Das Leben von Andy und seiner Halbschwester Piper ist nicht unbedingt von Beständigkeit geprägt. Denn nachdem ihr Vater stirbt, stehen die beiden alleine da. Für Sicherheit soll erst mal eine Pflegemutter sorgen. Also werde die beiden bei Laura untergebracht. Dort, in ihrem Landhaus, sollen die beiden wieder zur Ruhe kommen.

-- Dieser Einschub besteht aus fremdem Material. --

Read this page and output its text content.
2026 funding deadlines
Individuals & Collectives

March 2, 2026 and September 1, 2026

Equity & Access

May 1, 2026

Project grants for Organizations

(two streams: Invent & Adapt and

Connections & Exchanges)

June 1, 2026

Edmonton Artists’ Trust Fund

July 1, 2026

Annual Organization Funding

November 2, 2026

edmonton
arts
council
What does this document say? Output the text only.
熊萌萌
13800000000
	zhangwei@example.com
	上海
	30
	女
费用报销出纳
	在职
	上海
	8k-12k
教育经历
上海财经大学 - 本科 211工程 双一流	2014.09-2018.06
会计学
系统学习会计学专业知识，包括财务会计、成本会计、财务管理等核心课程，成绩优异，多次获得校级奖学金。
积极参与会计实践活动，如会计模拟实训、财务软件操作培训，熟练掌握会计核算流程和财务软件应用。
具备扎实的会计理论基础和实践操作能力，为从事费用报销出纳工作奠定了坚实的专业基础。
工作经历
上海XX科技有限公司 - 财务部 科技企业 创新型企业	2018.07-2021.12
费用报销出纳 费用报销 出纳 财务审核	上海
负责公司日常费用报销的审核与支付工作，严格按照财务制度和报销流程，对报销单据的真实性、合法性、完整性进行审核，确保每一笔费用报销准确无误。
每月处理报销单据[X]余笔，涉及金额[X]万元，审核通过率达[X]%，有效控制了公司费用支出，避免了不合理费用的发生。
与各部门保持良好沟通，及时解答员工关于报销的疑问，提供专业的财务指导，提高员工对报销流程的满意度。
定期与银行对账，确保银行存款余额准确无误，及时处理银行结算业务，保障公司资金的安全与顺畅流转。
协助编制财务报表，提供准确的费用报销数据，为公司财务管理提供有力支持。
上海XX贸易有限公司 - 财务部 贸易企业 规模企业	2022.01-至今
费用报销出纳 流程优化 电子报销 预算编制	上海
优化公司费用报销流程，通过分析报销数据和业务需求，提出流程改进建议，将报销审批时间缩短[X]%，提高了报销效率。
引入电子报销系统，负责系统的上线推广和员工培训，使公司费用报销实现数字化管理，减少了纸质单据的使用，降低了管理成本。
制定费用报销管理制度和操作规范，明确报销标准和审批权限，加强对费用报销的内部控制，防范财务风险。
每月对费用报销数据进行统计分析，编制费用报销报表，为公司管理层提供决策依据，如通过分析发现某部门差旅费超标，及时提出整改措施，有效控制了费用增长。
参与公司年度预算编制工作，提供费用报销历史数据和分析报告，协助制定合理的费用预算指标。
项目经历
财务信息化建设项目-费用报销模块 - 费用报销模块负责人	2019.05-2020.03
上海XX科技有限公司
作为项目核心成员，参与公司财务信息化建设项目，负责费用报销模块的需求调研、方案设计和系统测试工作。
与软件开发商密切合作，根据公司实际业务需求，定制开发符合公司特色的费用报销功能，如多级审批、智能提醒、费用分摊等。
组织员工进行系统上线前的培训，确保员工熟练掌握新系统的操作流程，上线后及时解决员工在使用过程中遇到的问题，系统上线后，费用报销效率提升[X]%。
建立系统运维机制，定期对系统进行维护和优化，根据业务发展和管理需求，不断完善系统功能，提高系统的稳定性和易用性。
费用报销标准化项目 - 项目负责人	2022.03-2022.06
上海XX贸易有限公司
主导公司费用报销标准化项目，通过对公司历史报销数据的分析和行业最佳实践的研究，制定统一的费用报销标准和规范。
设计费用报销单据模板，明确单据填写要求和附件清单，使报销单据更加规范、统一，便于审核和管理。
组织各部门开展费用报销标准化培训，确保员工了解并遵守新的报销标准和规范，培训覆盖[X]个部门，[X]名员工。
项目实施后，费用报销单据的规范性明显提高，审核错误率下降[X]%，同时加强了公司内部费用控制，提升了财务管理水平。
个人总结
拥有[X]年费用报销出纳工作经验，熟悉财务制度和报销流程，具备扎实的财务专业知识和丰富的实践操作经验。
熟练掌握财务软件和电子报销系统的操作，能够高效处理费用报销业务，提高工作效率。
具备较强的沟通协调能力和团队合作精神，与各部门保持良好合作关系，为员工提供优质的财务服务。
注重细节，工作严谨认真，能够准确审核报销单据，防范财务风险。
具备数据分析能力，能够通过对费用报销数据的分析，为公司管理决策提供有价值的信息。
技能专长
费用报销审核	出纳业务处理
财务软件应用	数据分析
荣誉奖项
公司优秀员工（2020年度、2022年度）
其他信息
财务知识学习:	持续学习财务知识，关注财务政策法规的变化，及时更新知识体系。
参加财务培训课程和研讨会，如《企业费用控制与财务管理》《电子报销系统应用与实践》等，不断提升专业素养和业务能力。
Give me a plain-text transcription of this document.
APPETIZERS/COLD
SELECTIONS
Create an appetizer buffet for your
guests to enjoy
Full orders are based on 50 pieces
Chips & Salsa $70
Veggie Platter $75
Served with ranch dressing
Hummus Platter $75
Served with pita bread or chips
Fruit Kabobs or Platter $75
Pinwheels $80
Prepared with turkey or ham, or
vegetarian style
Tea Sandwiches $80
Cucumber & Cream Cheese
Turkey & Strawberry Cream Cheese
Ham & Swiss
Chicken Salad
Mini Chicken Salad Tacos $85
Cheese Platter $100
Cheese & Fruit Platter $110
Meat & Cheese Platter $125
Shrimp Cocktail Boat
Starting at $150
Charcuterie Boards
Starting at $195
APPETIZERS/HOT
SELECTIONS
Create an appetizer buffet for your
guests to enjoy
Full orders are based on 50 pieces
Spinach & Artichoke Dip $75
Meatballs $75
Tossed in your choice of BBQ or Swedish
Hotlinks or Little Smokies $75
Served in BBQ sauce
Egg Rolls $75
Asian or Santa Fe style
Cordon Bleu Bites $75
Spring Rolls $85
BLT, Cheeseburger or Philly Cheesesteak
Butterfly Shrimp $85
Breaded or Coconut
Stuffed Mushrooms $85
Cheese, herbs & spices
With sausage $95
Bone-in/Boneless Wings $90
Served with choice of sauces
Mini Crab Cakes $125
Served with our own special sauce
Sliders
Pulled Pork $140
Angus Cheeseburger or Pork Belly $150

von Richard-Heinrich Tarenz


© 2024 CTMG, Inc. All Rights Reserved.

Mit BRING HER BACK legen die australischen Zwillingsregisseure Danny und Michael Philippou nach ihrem Überraschungserfolg TALK TO ME ihren zweiten Spielfilm vor – und erweitern ihr filmisches Vokabular um ein Werk, das sich durch radikale Konsequenz, psychologische Tiefe und unnachgiebige Düsternis auszeichnet. BRING HER BACK, der am 14. August in den deutschen Kinos startet, ist ein Film, der fordert – ästhetisch wie emotional – und sich konsequent verweigert, als bloßes Unterhaltungsprodukt konsumiert zu werden. Bereits die Eröffnungssequenz, ein kultisches Ritual von unklarer Herkunft, deutet an, dass es in diesem Film nicht um Realismus im engeren Sinne geht – sondern um eine mythologisch grundierte Parabel auf Verlust und psychische Vereinnahmung. Im Zentrum stehen Andy und seine sehbehinderte Stiefschwester Piper, die nach dem Tod ihres Vaters in eine Pflegefamilie aufgenommen werden. Die neue Vormundin Laura, in eindringlicher Präsenz verkörpert von Sally Hawkins, offenbart rasch eine unheimliche Agenda: Getrieben von der Trauer um ihre eigene verstorbene Tochter, manipuliert sie das neue Familiensystem, um einen rituellen Seelentransfer in Gang zu setzen. Die eigentliche Spannung des Films liegt nicht im Spektakel, sondern in der zunehmend klaustrophobischen Dynamik zwischen den Figuren. Das Trauma wird nicht ausgestellt, sondern subtil inszeniert – eine unmerklich sich verdichtende Atmosphäre permanenter Bedrohung. Die Philippou-Brüder verweigern dem Publikum bewusst jene narrativen Entlastungsmechanismen, die das Horrorgenre gemeinhin anbietet. Es gibt keinen finalen Twist, kein kathartisches Erlösungsmoment, keine klar definierte moralische Instanz. Stattdessen nähert sich BRING HER BACK einer Art spirituellem Nihilismus, in dem jedes Hoffnungssignal von der tristen Realität ausradiert wird. Das Ergebnis ist eine ungemütliche Seherfahrung – aber auch eine bemerkenswert kompromisslose Reflexion über das Verhältnis von Schmerz und Macht, insbesondere im Kontext elterlicher Obsessionen.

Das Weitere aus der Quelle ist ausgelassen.